69.We consider that the Department has failed adequately to justify using a direction making power to specify the local planning authorities which are to have the power to put in place CLA arrangements. In our view, the designation of the relevant authorities should instead be done by regulations contained in a statutory instrument, with the negative resolution procedure offering an appropriate level of parliamentary scrutiny.

Part 6—environmental outcomes reports

70.Part 6 is intended to replace the EU processes of environmental impact assessment with a new framework for assessing proposals using environmental outcome reports. The new system will provide for an outcomes-based approach under which the Secretary of State will specify outcomes in relation to environmental protection, and the assessment will be done through environmental outcomes reports which will assess the extent to which proposals are likely to impact on the delivery of the environmental outcomes specified by the Secretary of State.

71.Part 6 constitutes skeleton legislation, with the result that all the key elements of the new environmental impact assessment regime are to be set out in subordinate legislation:

A. The specific environmental protection outcomes against which any proposal is to be assessed

At its heart are the outcomes relating to environmental protection which are the focus of environmental outcomes reports. Clause 138(2) defines environmental protection for these purposes in very wide terms: it includes protection of cultural heritage as well as the protection of the landscape and the protection of the natural environment (ie land, air and water; and plants, wild animals and organisms together with their habitats). The outcomes relating to environmental protection are left wholly to be specified in subordinate legislation. There is no requirement for specific matters to be included. Nor does the Bill provide any indication as to any principles to be applied in determining the outcomes except that there is a requirement for the Secretary of State to have regard to the current environmental improvement plan formulated under Part 1 of the Environment Act 2021. No indication is given on the face of the Bill as to the types of outcomes which are to be specified or how general or specific they are to be.

B. The types of proposal for which environmental outcomes reports are required

Part 6 leaves it wholly to regulations to determine the circumstances in which there will be a requirement for an environmental outcomes report.
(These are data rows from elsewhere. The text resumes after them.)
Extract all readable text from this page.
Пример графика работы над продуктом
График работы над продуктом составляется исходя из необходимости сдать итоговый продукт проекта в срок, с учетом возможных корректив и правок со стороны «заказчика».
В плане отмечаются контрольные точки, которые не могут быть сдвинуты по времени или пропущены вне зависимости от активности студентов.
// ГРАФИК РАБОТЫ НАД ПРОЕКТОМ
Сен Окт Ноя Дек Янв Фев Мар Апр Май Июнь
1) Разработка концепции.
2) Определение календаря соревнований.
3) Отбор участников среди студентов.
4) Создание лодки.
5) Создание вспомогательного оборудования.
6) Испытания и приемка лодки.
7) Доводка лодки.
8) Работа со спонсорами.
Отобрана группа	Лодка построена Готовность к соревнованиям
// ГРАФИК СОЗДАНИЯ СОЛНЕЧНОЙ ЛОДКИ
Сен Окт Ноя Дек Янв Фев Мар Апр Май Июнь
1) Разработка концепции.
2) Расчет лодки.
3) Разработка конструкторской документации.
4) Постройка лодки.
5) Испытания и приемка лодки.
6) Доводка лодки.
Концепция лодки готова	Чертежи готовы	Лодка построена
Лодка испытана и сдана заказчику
The requirement to have an environmental outcomes report applies where there is a “relevant consent” or a “relevant plan”. By virtue of clause 140, what constitutes a relevant consent or relevant plan for these purposes is to be set out in regulations. “Consent” is defined to mean any consent, approval, permission, authorisation, confirmation or decision (however described, given or made) that is required, or otherwise provided for, by or under any enactment in relation to a project, where “project” is defined to mean a project in the UK involving any activity capable of affecting the natural environment, cultural heritage or landscape. “Plan” is defined to mean a plan or programme which relates to a project or to environmental protection in the UK. Accordingly, the requirement for an environmental outcomes report is capable of applying to virtually any activity which is subject to some form of statutory consent process or which can be described as a plan or programme as defined in the Bill.
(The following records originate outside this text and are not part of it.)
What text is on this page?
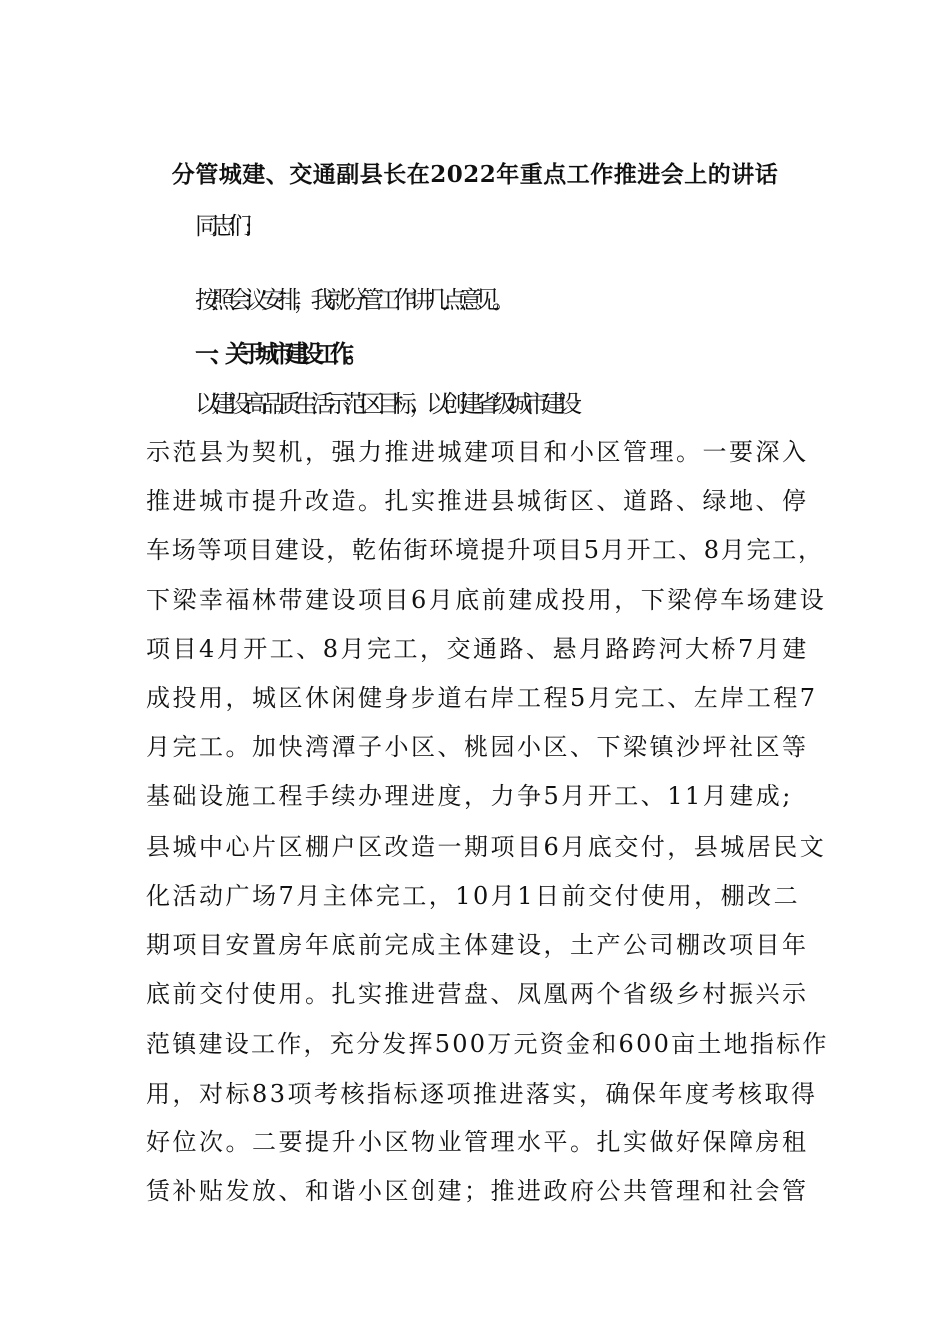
分管城建、交通副县长在2022年重点工作推进会上的讲话
同志们:
按照会议安排，我就分管工作讲几点意见。
一、关于城市建设工作。
以建设高品质生活示范区目标，以创建省级城市建设
示范县为契机，强力推进城建项目和小区管理。一要深入
推进城市提升改造。扎实推进县城街区、道路、绿地、停
车场等项目建设，乾佑街环境提升项目5月开工、8月完工，
下梁幸福林带建设项目6月底前建成投用，下梁停车场建设
项目4月开工、8月完工，交通路、悬月路跨河大桥7月建
成投用，城区休闲健身步道右岸工程5月完工、左岸工程7
月完工。加快湾潭子小区、桃园小区、下梁镇沙坪社区等
基础设施工程手续办理进度，力争5月开工、11月建成;
县城中心片区棚户区改造一期项目6月底交付，县城居民文
化活动广场7月主体完工，10月1日前交付使用，棚改二
期项目安置房年底前完成主体建设，土产公司棚改项目年
底前交付使用。扎实推进营盘、凤凰两个省级乡村振兴示
范镇建设工作，充分发挥500万元资金和600亩土地指标作
用，对标83项考核指标逐项推进落实，确保年度考核取得
好位次。二要提升小区物业管理水平。扎实做好保障房租
赁补贴发放、和谐小区创建；推进政府公共管理和社会管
C. The details of how the impact assessment process is to work

Clause 139 makes it clear how in general terms environmental outcomes reports are to work. Where an environmental outcomes report is required for a proposal, no step may be taken to give effect to the proposal until the report has been prepared, and the report must be taken into account in determining whether the proposal is to proceed. Also, clause 139(4) defines what constitutes an environmental outcomes report. Broadly, it is an assessment of (a) the impact of the proposal on the delivery of specified environmental outcomes, and (b) any steps for increasing the extent of that delivery and remedying, avoiding or mitigating effects which limit that delivery. However, key elements are still left to be set out in regulations:

Given the very wide range of consents and plans which the requirement may apply to, these things are liable to differ significantly in different cases.

D. How the enforcement of the environmental impact assessment regime is to work

Clause 145 enables regulations, which set out the new environmental impact assessment regime, to make provision about the enforcement of any requirements imposed by the regulations. This includes:

All of these powers are at large with nothing to limit the circumstances in which they may be used.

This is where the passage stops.